His tactical signature has remained largely consistent since 2016: a 4-3-3 in possession that drops into a 4-5-1 or 4-4-2 diamond off the ball, ceding territory and ambushing transitions. Critics — chiefly the French press during quieter tournament stretches — call it joyless. Deschamps’ response, made explicit in countless press conferences, is that the role of a national team manager is to maximise results from the squad available, not to impose a romantic style on it. The trophies bear him out: the only nation with more major-trophy points under a single manager in this era is Spain under Luis de la Fuente.

Deschamps confirmed in early 2025 that 2026 would be his final tournament with France.
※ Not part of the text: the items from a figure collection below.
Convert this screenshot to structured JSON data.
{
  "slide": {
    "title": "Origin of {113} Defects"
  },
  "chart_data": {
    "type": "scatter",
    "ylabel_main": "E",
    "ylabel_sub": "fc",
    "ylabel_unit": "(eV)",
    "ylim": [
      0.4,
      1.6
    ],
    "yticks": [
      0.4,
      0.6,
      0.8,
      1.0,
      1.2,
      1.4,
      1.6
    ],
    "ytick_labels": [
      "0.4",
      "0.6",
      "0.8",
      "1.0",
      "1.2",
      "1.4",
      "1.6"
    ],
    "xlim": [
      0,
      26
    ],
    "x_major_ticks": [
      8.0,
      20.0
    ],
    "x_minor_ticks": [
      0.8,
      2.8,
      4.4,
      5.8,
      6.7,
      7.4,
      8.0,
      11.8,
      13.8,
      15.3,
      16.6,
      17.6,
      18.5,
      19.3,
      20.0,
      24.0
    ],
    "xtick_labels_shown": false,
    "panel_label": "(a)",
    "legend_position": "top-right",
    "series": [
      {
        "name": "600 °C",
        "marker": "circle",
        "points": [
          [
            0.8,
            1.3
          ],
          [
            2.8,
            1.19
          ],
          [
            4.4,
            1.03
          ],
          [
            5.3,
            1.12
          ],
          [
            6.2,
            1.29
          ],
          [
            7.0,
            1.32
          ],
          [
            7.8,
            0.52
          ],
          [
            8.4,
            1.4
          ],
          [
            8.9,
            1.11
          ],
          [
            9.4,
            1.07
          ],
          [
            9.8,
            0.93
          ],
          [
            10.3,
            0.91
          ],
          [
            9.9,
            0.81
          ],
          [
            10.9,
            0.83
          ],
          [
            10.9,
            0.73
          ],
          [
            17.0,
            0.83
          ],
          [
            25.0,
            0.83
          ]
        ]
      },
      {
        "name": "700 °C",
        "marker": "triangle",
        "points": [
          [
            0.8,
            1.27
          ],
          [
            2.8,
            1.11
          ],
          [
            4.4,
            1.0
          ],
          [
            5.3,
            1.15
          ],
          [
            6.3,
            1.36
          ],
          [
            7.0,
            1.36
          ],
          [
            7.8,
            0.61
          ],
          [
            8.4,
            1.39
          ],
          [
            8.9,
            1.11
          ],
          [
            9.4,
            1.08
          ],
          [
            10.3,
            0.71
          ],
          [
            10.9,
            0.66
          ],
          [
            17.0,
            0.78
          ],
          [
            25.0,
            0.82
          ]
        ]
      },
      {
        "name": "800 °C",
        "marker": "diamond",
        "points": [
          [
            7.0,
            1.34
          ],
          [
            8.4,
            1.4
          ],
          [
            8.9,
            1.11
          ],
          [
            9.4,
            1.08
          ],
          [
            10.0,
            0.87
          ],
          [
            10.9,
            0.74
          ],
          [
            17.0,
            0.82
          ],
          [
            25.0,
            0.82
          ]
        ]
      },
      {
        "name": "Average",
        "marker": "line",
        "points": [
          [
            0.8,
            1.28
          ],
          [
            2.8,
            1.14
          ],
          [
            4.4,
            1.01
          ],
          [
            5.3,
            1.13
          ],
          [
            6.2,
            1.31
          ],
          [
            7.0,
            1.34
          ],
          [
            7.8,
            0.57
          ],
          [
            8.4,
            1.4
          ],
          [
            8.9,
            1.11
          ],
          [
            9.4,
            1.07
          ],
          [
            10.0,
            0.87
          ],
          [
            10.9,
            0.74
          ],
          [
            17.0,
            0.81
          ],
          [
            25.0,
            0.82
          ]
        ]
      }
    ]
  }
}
Reports from L’Équipe and RMC suggest his preferred successor is Zinedine Zidane, with whom he won the 1998 World Cup and Euro 2000. Whoever follows, the 2026 squad — 26 players named on 14 May, anchored by Mbappé as captain and reigning Ballon d’Or holder Dembélé in the No. 7 — is the version of France that Deschamps has spent four years building. A second World Cup as manager would make him only the second person in history (after Vittorio Pozzo, 1934 and 1938) to win two as a head coach. A third final in four tournaments would already cement him as France’s greatest-ever manager. Anything less, he has said, is no failure he is unwilling to wear.